Dans la législation, la définition des organisations ou des personnes « terroristes » est déjà formulée en termes très vagues et larges. Elle englobe des infractions qui, n’entraînant pourtant pas de violence, pourraient servir à criminaliser les détracteurs et les militants pacifiques, notamment « trouble à l’ordre public », « atteinte à l’unité nationale » et « entrave aux entités gouvernementales dans l’exercice de leurs fonctions ». Aujourd’hui, des milliers de personnes, notamment des militants et des opposants pacifiques, croupissent derrière les barreaux pour des accusations qui incluent la participation à des manifestations non autorisées ayant troublé l’ordre public et empêché les représentants de l’État d’exercer leurs fonctions.

Dans le cadre d’une campagne orchestrée par le gouvernement, les organisations pacifiques de la société civile sont de plus en plus désignées comme des « traîtres » s’efforçant de porter préjudice à l’« unité nationale » et de « détruire l’image de l’Égypte au sein de la communauté internationale ». Les amendements proposés risquent de conférer aux services de sécurité de nouveaux outils pour intensifier leur répression contre la dissidence et la liberté d’association. La version modifiée du paragraphe 2 de l’article 7, interdisant aux groupes répertoriés comme « organisations terroristes » de prendre part à des activités de la société civile tant qu’ils figurent sur cette liste, risque d’être détournée par les autorités pour cibler des groupes légitimes de la société civile.

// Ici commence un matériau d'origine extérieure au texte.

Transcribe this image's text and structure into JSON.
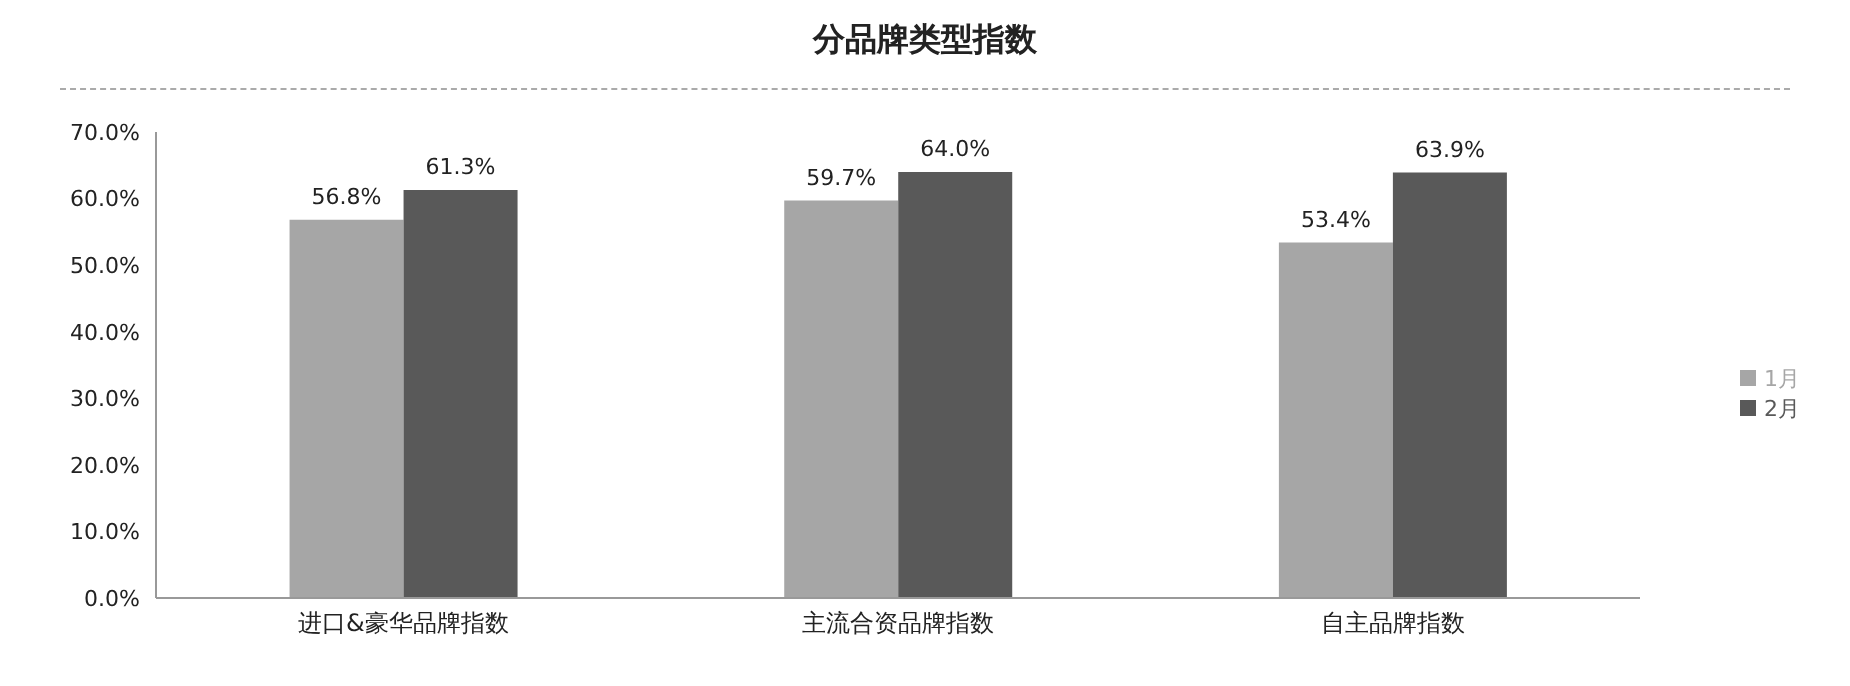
{
  "chart_data": {
    "type": "bar",
    "title": "分品牌类型指数",
    "categories": [
      "进口&豪华品牌指数",
      "主流合资品牌指数",
      "自主品牌指数"
    ],
    "series": [
      {
        "name": "1月",
        "color": "#a6a6a6",
        "values": [
          56.8,
          59.7,
          53.4
        ],
        "value_labels": [
          "56.8%",
          "59.7%",
          "53.4%"
        ]
      },
      {
        "name": "2月",
        "color": "#595959",
        "values": [
          61.3,
          64.0,
          63.9
        ],
        "value_labels": [
          "61.3%",
          "64.0%",
          "63.9%"
        ]
      }
    ],
    "ylim": [
      0,
      70
    ],
    "yticks": [
      {
        "value": 0,
        "label": "0.0%"
      },
      {
        "value": 10,
        "label": "10.0%"
      },
      {
        "value": 20,
        "label": "20.0%"
      },
      {
        "value": 30,
        "label": "30.0%"
      },
      {
        "value": 40,
        "label": "40.0%"
      },
      {
        "value": 50,
        "label": "50.0%"
      },
      {
        "value": 60,
        "label": "60.0%"
      },
      {
        "value": 70,
        "label": "70.0%"
      }
    ],
    "grid": false,
    "legend": "right"
  }
}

Modification de la Loi relative à la lutte contre le terrorisme

La modification du paragraphe 3 de l’article 40 de la Loi n° 94 de 2015 propose d’augmenter la durée pendant laquelle une personne peut être maintenue en détention avant d’être présentée à un procureur ou une autre autorité d’investigation pour être interrogée ou inculpée. La loi actuelle fixe le cadre à sept jours, et cette période passerait donc à 14 jours, renouvelable pour 14 jours supplémentaires. Amnesty International s’oppose déjà à la durée actuellement en vigueur, car elle favorise les disparitions forcées, la torture et les autres mauvais traitements, ainsi que les « aveux » obtenus sous la contrainte. D’après les recherches récentes d’Amnesty International, les détenus sont particulièrement exposés aux premières étapes de leur détention. Force est de constater que les services de sécurité recourent fréquemment à la torture au moment de l’arrestation et pendant les premiers jours de la détention, soumettant notamment les détenus à des décharges électriques, à la suspension dans des positions douloureuses et parfois au viol pour obtenir des « aveux » pouvant déboucher sur leur condamnation lors du procès. L’article 40 va à l’encontre de la Constitution égyptienne (article 54) et du Code de procédure pénale (article 36), qui exigent que toute personne arrêtée soit présentée au procureur aux fins d’interrogatoire dans un délai de 48 heures.